Форум » Regency Romance: игровое поле » Филантропия с французским акцентом » Ответить

Филантропия с французским акцентом

Салли Хоукс: 29 января 1815 года, вечер. Продолжение эпизода «Место преступления».

Ответов - 37, стр: 1 2 All

Салли Хоукс: Переулок, где нашла убежище мисс Хоукс, оказался безлюдным тупиком, оканчивающимся плотно сомкнутым рядом неприветливых обшарпанных фасадов старых домов постройки после Великого Пожара.* Покружив на месте в тщетных поисках лазейки, Салли была вынуждена повернуть назад. Крадучись и обмирая от страха, она осторожно высунулась за угол, все еще прячась в тени узкого проулка, но преследователя нигде не было видно. Разумеется, это могло быть коварной уловкой охотника, и Салли отчаянно завертела головой, стараясь глядеть во все стороны одновременно, чтобы не упустить ни малейшего признака угрозы. Однако среди спешащих по своим делам людей не нашлось ни одного, кто бы заинтересовался съежившейся фигуркой маленькой актрисы. Мисс Хоукс с облегчением вздохнула и, расправив плечи, вышла на освещенную часть улицы, стремясь смешаться с толпой, и тут заметила ту самую женщину, которую недавно чуть не сбила с ног. Казалось, та смотрела прямо на нее, и Салли вновь похолодела, а сердце ухнуло куда-то вниз и забилось часто-часто. * Великий лондонский пожар, бушевавший со 2 по 6 сентября 1666 года и уничтоживший почти весь Лондон. По свидетельствам современников, лишь 67 акров из 450, на которых располагался Лондон, оставались нетронутыми огнем.
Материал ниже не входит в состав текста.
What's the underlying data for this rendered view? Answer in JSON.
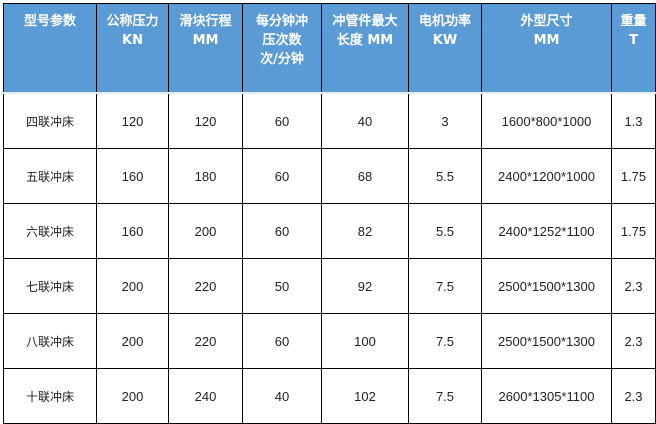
{
  "headers": [
    [
      "型号参数"
    ],
    [
      "公称压力",
      "KN"
    ],
    [
      "滑块行程",
      "MM"
    ],
    [
      "每分钟冲",
      "压次数",
      "次/分钟"
    ],
    [
      "冲管件最大",
      "长度 MM"
    ],
    [
      "电机功率",
      "KW"
    ],
    [
      "外型尺寸",
      "MM"
    ],
    [
      "重量",
      "T"
    ]
  ],
  "rows": [
    [
      "四联冲床",
      "120",
      "120",
      "60",
      "40",
      "3",
      "1600*800*1000",
      "1.3"
    ],
    [
      "五联冲床",
      "160",
      "180",
      "60",
      "68",
      "5.5",
      "2400*1200*1000",
      "1.75"
    ],
    [
      "六联冲床",
      "160",
      "200",
      "60",
      "82",
      "5.5",
      "2400*1252*1100",
      "1.75"
    ],
    [
      "七联冲床",
      "200",
      "220",
      "50",
      "92",
      "7.5",
      "2500*1500*1300",
      "2.3"
    ],
    [
      "八联冲床",
      "200",
      "220",
      "60",
      "100",
      "7.5",
      "2500*1500*1300",
      "2.3"
    ],
    [
      "十联冲床",
      "200",
      "240",
      "40",
      "102",
      "7.5",
      "2600*1305*1100",
      "2.3"
    ]
  ],
  "colors": {
    "header_bg": "#5b9bd5",
    "header_text": "#ffffff"
  }
}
Сгорело более 13 тысяч домов, от 89 церквей остались лишь груды камней, от 44 конюшен со всей их роскошью – зола. Один из крупнейших средневековых городов Европы лежал в руинах и после пожара практически был отстроен заново.

Эуфемия Харпер: Вглядываясь в фигурку девушки, Эуфемия пыталась угадать действительно ли та является душевно больной или же это всего лишь выдумка преследователя, внешний вид коего не вызывал у бывшей натурщицы доверия. Рыжеволосая незнакомка, казалось, была до ужаса перепуганной и держалась из последних сил, хотя страх и придавал ей решимости. Он же придал решимости самой мисс Харпер, когда она, легко ступая, приблизилась к девице. Если та действительно окажется больной сестрой непонятно чьего приятеля, то оставался маленький шанс того, что, быть может, если она, Эуфемия, поспособствует ее возвращению в семейное лоно, ей заплатят. Хотя шанс этот был весьма и весьма ничтожен. - Простите, мисс, - начала Эффи, пристально смотря в глаза девушке – Вам не нужна помощь? Это было сказано с улыбкой на бледных губах, которой рыжекудрая бывшая муза, пыталась придать мягкости своим словам. Однако из-за голода и подступающей к горлу тошноты, вкупе с головокружением, эта улыбка больше напоминала гримасу измождения, нежели чем ободряющий призыв к доверию.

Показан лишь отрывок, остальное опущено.